Escribe una respuesta base para esas veinte. Deja todo lo demás en formato libre; un macro ahí es solo peso muerto.
Constrúyelas como bloques, no como cartas
Un macro debe hacer una sola cosa: aportar la parte factual de la respuesta. El saludo, el reconocimiento de la situación y la despedida debería seguir escribiéndolos el propio agente.
- Mantén los macros cortos, de dos a cuatro frases.
- Usa variables para el nombre, el número de pedido y la fecha, nunca para el tono.
- Escríbelos con la voz propia de tu marca, no con jerga de políticas.

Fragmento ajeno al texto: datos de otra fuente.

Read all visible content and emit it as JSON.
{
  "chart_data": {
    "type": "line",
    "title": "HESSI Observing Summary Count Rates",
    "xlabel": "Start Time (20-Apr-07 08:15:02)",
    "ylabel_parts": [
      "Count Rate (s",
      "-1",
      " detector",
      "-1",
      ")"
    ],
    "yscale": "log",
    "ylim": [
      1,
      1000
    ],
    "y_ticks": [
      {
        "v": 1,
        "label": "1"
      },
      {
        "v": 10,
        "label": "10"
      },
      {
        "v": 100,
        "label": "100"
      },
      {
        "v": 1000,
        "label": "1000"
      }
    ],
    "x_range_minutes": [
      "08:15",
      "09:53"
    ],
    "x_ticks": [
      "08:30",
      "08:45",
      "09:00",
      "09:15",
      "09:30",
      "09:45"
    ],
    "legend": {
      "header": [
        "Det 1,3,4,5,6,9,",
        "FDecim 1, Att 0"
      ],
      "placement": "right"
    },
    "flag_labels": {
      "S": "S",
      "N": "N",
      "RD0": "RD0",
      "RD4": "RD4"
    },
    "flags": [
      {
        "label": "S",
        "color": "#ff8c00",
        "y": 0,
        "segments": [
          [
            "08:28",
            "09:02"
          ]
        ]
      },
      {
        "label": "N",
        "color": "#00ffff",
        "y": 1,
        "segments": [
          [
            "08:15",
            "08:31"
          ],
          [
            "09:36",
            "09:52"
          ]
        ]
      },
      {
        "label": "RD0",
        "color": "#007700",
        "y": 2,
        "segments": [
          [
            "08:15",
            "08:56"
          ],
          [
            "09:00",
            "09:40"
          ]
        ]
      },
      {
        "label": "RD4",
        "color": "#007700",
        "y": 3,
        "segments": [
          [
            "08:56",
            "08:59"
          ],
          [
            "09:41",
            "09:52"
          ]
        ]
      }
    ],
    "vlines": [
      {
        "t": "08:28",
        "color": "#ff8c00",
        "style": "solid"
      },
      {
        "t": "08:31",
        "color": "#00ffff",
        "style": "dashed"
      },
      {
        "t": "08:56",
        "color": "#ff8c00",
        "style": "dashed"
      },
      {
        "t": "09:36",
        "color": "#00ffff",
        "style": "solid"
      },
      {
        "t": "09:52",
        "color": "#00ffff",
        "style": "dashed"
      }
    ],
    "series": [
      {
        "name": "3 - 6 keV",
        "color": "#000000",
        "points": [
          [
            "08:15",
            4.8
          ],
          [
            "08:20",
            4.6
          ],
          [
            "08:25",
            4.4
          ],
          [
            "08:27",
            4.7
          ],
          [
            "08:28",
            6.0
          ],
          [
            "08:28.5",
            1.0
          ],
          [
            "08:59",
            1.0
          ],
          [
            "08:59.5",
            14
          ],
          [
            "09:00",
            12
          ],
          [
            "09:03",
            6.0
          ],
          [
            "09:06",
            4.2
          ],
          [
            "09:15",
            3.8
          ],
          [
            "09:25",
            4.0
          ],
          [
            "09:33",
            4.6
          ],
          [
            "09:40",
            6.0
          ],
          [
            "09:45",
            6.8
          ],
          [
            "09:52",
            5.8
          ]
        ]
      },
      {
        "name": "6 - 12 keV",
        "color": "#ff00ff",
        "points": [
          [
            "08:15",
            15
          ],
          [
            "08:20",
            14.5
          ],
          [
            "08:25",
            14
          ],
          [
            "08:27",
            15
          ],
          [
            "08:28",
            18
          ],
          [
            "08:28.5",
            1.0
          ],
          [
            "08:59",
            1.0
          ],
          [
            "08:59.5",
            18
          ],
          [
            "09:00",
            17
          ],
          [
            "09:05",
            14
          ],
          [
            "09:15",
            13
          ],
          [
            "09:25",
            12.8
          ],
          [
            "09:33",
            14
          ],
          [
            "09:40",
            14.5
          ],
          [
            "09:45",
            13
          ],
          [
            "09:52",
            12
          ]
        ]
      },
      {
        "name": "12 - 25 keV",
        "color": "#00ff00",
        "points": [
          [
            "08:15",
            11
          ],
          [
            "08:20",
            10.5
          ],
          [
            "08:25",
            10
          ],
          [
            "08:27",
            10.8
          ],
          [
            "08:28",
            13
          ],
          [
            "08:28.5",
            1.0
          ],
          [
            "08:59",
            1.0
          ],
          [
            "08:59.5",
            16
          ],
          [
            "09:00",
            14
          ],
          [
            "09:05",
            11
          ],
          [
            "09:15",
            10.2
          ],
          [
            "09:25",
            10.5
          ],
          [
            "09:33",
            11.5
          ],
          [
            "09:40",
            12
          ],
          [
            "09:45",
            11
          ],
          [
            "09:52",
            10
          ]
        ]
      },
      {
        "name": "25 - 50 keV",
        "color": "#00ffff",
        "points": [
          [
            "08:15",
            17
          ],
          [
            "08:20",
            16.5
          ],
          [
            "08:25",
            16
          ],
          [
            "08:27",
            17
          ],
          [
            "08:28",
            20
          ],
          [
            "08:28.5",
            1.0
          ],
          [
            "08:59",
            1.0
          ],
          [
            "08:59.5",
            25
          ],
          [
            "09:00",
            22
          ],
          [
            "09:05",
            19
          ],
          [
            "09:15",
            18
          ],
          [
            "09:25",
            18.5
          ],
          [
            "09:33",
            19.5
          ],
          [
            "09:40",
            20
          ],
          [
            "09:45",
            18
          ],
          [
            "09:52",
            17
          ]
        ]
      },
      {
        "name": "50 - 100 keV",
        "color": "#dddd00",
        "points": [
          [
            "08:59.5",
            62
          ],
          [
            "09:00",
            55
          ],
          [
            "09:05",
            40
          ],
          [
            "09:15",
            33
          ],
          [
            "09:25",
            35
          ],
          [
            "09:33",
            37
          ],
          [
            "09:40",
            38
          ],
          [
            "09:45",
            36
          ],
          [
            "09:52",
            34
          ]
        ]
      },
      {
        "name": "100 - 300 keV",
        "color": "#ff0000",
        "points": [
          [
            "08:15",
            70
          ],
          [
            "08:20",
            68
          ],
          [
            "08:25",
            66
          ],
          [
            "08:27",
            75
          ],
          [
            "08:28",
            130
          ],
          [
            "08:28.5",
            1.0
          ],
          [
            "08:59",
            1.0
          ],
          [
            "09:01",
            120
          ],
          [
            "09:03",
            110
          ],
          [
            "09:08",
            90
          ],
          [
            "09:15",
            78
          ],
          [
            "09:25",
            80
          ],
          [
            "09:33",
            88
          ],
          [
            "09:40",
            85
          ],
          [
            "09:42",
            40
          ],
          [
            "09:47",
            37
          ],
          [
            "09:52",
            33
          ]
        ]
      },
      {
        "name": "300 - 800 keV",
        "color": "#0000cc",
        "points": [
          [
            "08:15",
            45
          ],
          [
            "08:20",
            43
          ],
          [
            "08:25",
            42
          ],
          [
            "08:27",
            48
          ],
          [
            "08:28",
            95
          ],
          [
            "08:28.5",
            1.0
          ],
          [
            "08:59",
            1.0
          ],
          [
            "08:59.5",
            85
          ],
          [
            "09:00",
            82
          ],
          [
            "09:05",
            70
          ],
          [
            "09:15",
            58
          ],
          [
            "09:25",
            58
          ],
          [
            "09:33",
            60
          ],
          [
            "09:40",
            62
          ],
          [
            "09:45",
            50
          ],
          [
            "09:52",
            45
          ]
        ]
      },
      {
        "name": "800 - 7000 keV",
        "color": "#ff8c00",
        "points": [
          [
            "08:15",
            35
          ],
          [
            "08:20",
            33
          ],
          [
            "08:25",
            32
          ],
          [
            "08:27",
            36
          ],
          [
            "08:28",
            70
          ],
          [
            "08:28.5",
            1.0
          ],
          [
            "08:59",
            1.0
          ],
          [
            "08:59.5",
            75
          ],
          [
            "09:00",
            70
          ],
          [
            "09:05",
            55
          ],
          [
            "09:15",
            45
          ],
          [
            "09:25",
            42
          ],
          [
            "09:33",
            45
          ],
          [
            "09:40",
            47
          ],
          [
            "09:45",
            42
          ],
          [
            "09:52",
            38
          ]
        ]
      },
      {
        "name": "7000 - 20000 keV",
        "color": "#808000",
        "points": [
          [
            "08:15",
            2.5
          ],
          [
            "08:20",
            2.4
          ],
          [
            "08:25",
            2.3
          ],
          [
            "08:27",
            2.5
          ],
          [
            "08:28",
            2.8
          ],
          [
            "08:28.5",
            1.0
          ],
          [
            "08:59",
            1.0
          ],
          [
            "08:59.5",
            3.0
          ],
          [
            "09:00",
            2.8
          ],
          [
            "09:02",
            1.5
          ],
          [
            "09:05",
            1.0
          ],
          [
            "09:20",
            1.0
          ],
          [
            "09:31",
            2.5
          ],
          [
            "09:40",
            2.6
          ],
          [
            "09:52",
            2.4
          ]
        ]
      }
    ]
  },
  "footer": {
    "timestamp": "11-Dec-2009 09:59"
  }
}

El mantenimiento es la mitad del trabajo
Un macro desactualizado es peor que no tener macro: envía con total confianza la tarifa de envío equivocada. Reserva media hora cada trimestre para revisarlo todo, y traslada de inmediato los cambios en precios, plazos de entrega o condiciones.
Probar el efecto
Mide tanto el tiempo de respuesta como el CSAT antes y después. Si la velocidad sube y la satisfacción baja, tus macros son demasiado largos o formales. Si ambos suben, has encontrado el equilibrio correcto.